東南アジア諸国連合(ASEAN)に加盟する10カ国の国会議員で構成される「人権擁護のためのASEAN国会議員グループ」がこのほど、『規制の多様性――信教と信仰の自由に関する法制度の概観』と題したレポートを発表した。ASEAN加盟国の政府に対し、「信教の自由の保障、宗教的少数派の擁護を促進し、『公共の秩序』『(社会の)調和』といった理由で基本的人権に関する規制の強要を正当化しないように」とアピールした。ローマ教皇庁外国宣教会(PIME)の国際通信社「アジアニュース」が11月19日に報じた。

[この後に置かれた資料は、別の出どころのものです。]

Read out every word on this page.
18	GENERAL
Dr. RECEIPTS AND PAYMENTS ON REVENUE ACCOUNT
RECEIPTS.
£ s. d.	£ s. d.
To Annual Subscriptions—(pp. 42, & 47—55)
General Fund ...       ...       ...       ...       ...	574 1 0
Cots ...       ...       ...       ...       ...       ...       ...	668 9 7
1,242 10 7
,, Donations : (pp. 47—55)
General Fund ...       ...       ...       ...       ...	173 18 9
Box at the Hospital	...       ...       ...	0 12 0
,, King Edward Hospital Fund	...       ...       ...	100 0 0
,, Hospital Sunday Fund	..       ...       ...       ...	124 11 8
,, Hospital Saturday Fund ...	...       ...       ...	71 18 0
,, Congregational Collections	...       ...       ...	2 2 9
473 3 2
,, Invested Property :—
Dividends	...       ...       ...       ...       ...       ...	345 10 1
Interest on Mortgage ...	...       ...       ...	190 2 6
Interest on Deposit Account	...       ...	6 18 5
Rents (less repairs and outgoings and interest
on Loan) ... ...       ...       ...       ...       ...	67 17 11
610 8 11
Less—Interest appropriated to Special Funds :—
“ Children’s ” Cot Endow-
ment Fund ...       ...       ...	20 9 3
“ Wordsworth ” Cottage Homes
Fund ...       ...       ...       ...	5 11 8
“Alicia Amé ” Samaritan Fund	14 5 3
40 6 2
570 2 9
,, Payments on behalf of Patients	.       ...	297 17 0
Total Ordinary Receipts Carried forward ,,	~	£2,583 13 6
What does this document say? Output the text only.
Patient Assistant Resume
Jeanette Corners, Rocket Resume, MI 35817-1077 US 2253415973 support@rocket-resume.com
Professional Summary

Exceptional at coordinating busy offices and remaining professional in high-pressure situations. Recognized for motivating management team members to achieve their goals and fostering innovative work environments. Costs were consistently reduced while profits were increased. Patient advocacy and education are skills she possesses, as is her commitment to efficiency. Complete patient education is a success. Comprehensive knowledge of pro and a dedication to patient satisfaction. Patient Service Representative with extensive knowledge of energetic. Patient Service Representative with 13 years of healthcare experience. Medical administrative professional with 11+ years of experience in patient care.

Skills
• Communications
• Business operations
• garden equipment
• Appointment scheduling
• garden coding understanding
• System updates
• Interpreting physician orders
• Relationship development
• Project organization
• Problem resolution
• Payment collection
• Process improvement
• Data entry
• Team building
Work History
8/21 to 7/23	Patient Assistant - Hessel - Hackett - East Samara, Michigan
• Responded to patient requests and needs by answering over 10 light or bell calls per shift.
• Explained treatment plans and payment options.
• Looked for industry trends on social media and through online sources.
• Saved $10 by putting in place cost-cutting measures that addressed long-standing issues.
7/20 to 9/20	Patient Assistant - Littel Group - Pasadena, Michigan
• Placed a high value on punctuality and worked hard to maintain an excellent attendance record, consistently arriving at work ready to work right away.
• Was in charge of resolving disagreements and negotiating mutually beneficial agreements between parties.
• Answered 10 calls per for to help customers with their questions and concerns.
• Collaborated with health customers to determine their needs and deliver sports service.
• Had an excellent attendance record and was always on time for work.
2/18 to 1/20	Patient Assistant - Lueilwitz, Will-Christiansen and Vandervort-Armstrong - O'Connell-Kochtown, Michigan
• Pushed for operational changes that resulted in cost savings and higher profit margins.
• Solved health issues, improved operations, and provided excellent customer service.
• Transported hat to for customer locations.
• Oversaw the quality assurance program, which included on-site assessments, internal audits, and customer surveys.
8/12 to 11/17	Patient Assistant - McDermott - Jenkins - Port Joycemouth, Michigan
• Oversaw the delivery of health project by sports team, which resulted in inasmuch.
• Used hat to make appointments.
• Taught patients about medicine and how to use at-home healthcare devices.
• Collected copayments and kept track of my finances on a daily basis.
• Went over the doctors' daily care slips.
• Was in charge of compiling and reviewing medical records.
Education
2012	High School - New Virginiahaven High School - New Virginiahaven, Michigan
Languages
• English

同リポートは、ASEANが55年前に設立されて以来、圏内の通商、税関、人の往来などに関して具体的な進展があったと評価。一方で、「政治的一致、民主主義や人権に対する認識差の克服、国内、国際危機への対処に関する見解の統一といった分野において、その実現からは程遠い」と批判している。

さらに、“宗教という切り札”が、「国家のアイデンティティーを正当化したり、愛国主義を煽(あお)ったり、少数派を差別したりするために使われている」と指摘。「国家の安全保障、公共の治安維持」といった理由が、「往々にして、少数派の自由を限定するために使われ」「特定宗教の侮辱法が、国家、政府、多数派の宗教制度に批判的である少数派の宗教グループを犯罪組織と見なすために利用されている」と訴え、そうした法制度が「人権に関する国際基準からは程遠い」と非難している。

また、同グループの国会議員たちは、こうしたASEAN諸国での人権問題の分析を基盤に、政府や立法機関に対して、「国の憲法で保障されていながらも、実際には自由を侵害する法制度を廃棄、変革し、より開放された、連帯的、包括的な社会をつくっていくように」と訴えている。